Additionally, it can be a sign of a coordinated attack where multiple transactions are made simultaneously to flood the network with fake transactions.
(2) “Unique received from addresses”
“Unique received from addresses” can be a good indication of fraud on the blockchain because it can help detect suspicious activities that involve multiple addresses.
For example, if a single transaction is made from many different addresses, it could indicate that the transactions are being made by someone who is attempting to evade detection.
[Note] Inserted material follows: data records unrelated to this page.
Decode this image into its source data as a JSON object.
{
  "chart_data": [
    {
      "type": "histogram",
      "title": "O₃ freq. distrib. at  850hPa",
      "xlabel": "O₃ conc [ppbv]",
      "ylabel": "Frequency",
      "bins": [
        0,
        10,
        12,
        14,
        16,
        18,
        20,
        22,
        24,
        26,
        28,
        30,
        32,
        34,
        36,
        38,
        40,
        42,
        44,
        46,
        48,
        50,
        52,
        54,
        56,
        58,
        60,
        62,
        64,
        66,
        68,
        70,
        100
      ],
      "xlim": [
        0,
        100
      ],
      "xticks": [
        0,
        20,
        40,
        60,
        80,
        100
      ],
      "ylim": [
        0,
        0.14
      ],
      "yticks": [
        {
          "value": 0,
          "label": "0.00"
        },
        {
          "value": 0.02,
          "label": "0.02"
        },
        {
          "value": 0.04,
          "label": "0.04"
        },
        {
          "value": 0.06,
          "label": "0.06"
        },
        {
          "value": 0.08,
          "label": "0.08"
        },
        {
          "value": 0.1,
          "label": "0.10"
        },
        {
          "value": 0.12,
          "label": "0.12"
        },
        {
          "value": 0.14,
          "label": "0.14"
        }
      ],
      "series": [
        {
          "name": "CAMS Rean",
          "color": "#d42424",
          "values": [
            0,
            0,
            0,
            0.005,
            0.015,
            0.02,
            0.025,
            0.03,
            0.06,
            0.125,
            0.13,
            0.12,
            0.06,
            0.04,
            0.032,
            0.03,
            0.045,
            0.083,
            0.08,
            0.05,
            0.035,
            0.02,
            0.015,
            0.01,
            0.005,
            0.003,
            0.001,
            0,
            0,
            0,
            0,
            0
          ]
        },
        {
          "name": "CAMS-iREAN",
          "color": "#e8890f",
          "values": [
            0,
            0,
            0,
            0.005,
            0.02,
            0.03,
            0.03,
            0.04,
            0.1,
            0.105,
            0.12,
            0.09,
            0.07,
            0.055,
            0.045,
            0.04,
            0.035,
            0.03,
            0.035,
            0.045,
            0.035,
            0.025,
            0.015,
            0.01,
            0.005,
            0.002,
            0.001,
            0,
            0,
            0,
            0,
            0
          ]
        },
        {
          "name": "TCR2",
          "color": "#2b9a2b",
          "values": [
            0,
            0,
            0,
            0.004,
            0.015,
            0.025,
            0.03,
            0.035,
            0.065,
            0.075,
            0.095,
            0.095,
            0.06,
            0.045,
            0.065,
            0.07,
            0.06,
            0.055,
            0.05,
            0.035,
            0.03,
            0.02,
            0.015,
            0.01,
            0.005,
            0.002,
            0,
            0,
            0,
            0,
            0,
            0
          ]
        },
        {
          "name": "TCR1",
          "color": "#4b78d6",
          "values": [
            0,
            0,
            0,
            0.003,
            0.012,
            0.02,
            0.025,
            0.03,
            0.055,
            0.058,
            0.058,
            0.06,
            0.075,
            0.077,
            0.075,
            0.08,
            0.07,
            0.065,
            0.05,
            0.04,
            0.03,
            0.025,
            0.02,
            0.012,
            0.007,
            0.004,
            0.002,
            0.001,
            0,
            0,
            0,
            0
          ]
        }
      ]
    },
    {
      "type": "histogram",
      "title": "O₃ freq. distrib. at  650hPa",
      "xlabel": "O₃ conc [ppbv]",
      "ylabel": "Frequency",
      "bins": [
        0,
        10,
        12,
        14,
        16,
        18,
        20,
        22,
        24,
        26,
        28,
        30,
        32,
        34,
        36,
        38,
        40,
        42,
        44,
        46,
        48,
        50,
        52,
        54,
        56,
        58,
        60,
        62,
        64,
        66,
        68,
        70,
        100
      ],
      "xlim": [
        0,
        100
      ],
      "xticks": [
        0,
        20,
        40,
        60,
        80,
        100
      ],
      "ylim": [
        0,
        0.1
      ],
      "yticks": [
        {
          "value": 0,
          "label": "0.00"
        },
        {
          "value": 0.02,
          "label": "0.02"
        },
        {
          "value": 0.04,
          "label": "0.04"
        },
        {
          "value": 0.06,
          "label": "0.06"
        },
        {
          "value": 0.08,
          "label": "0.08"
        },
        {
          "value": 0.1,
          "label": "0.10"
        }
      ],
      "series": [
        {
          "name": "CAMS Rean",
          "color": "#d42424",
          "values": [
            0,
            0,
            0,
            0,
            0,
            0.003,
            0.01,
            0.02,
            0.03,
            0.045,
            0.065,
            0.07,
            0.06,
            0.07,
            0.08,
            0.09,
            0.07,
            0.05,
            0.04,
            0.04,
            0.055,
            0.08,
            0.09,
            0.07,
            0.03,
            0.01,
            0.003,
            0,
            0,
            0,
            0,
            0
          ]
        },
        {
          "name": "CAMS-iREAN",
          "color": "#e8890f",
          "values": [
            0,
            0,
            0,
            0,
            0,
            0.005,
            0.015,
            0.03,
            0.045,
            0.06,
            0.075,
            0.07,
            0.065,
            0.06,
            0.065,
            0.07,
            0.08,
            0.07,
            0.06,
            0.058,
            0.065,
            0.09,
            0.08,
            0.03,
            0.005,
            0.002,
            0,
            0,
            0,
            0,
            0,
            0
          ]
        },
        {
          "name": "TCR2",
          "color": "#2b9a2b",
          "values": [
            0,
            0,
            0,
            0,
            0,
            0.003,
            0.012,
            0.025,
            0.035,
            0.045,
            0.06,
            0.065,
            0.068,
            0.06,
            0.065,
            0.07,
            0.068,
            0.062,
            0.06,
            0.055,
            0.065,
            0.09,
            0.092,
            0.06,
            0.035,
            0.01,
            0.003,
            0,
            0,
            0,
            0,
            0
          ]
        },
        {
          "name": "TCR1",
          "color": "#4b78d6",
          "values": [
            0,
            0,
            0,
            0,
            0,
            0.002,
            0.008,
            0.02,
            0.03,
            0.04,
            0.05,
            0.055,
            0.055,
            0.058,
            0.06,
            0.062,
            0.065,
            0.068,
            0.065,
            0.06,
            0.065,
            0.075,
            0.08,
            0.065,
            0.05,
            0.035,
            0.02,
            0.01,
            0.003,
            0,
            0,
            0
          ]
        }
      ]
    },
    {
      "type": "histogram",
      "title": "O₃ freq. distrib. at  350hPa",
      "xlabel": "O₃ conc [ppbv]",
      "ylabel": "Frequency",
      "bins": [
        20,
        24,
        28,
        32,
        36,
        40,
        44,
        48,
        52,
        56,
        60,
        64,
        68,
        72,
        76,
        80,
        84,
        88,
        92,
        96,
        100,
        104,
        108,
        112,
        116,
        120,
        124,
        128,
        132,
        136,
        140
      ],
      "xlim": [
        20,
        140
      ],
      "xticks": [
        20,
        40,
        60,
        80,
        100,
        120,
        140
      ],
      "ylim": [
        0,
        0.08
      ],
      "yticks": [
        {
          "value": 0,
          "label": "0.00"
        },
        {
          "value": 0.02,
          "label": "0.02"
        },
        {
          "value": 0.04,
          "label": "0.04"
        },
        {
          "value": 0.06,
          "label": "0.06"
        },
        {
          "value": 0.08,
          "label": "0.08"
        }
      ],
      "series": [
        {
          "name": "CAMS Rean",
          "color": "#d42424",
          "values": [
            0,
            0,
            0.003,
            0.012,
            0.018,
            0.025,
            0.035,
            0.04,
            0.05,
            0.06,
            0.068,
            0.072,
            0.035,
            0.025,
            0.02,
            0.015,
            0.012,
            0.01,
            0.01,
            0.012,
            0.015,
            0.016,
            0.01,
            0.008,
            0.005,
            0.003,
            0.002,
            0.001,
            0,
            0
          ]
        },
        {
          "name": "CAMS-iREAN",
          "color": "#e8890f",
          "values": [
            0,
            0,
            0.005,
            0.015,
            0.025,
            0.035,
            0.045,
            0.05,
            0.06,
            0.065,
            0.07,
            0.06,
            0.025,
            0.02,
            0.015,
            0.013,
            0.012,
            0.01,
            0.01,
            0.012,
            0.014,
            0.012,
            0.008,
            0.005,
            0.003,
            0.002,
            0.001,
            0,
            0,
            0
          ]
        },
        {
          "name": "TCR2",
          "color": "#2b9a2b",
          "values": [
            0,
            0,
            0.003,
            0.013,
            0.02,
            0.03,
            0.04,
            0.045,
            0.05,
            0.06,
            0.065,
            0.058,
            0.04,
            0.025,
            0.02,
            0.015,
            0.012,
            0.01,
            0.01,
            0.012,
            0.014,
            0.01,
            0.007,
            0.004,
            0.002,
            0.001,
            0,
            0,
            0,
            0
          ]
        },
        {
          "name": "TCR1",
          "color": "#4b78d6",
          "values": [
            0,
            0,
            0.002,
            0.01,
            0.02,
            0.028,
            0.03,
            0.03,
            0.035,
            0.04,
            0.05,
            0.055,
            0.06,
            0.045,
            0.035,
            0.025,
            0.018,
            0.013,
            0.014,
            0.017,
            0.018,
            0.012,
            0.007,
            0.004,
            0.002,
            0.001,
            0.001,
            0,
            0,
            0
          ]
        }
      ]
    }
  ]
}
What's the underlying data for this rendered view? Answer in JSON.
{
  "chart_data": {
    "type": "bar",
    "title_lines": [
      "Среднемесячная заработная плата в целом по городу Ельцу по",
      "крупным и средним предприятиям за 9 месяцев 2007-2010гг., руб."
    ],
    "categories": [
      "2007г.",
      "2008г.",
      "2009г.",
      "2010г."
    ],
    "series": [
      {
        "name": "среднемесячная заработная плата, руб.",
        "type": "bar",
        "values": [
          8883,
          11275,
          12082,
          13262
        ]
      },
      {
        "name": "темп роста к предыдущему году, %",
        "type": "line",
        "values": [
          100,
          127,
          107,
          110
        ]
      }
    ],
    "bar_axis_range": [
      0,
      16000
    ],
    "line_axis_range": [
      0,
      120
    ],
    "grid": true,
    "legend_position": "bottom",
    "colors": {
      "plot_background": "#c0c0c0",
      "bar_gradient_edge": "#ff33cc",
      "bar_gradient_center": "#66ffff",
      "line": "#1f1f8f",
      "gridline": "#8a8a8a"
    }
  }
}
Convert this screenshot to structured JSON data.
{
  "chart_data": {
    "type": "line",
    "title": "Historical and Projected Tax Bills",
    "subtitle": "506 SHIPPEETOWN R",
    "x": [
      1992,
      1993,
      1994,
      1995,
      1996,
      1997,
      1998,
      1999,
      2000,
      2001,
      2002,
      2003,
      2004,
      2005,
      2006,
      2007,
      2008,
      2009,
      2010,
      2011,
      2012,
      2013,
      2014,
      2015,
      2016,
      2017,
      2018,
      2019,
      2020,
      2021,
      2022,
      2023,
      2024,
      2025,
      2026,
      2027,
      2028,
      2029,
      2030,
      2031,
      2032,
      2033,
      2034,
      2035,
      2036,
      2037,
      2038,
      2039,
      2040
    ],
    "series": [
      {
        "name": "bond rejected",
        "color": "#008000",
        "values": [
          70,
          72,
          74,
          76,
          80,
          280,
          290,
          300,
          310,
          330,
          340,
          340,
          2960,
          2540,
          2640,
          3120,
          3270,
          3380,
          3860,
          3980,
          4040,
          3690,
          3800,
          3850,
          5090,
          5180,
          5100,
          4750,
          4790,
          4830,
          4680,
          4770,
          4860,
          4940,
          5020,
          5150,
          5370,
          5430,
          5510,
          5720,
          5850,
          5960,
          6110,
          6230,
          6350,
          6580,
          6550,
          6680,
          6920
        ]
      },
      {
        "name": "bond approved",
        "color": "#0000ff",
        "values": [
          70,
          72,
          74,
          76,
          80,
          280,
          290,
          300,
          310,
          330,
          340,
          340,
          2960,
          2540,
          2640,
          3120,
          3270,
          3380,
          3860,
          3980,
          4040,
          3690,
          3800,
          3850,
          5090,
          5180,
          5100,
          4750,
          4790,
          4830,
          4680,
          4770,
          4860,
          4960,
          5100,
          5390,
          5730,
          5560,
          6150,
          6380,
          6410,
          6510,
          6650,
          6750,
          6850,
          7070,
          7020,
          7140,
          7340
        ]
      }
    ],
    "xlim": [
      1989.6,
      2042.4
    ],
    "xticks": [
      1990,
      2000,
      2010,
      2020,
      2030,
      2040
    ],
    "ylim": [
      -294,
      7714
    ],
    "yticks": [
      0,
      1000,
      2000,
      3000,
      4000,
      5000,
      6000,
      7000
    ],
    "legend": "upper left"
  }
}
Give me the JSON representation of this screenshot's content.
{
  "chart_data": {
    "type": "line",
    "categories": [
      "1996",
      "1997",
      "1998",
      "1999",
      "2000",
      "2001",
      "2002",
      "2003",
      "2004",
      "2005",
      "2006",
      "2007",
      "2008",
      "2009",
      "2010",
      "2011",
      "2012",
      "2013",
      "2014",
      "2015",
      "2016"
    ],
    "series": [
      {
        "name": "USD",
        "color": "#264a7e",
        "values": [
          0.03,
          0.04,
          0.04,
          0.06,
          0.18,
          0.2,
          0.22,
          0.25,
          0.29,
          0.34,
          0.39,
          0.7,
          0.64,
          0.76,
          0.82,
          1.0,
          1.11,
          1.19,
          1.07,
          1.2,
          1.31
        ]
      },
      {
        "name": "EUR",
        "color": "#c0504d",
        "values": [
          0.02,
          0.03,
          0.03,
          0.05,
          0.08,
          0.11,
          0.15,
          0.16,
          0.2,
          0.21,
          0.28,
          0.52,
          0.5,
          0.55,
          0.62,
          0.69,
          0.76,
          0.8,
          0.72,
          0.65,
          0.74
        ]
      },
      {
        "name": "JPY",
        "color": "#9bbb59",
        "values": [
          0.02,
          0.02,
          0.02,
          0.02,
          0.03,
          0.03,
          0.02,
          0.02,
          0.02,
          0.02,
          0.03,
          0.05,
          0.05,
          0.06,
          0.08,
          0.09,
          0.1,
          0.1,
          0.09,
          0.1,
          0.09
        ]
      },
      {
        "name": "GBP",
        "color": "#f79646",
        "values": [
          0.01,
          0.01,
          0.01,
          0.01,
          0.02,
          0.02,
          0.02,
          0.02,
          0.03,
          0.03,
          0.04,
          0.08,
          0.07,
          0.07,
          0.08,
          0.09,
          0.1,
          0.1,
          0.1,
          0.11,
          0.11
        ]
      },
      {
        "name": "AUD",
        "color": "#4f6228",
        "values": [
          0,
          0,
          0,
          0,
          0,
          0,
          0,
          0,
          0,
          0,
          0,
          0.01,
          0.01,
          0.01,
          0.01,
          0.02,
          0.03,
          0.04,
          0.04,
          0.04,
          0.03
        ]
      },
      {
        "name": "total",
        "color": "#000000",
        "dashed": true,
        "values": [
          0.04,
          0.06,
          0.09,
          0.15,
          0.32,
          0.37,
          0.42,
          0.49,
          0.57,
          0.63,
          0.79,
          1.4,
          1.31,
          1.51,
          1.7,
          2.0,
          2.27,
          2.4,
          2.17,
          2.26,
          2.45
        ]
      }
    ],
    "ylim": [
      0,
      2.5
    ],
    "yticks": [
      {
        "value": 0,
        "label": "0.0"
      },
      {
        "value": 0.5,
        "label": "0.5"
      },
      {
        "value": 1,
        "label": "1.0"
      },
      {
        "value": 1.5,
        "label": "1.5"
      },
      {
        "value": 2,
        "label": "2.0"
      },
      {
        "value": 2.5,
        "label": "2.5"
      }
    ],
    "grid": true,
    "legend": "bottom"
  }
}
It could also indicate a case of a group of individuals working together to commit fraud, or a possible money laundering operation.
Moreover, having multiple sources of funding in a transaction, or many different “from addresses” could also be a sign of a transaction that was made by an entity that may not have the proper authorization to make the transaction, or an entity attempting to anonymize its identity.
These findings can assist organizations in allocating resources towards the detection of these specific attributes during the transaction monitoring process, ultimately leading to more efficient and effective fraud detection.
Furthermore, such visualization of feature importance can be useful for other researchers and practitioners in the field of fraud detection, providing a valuable starting point for further research and development.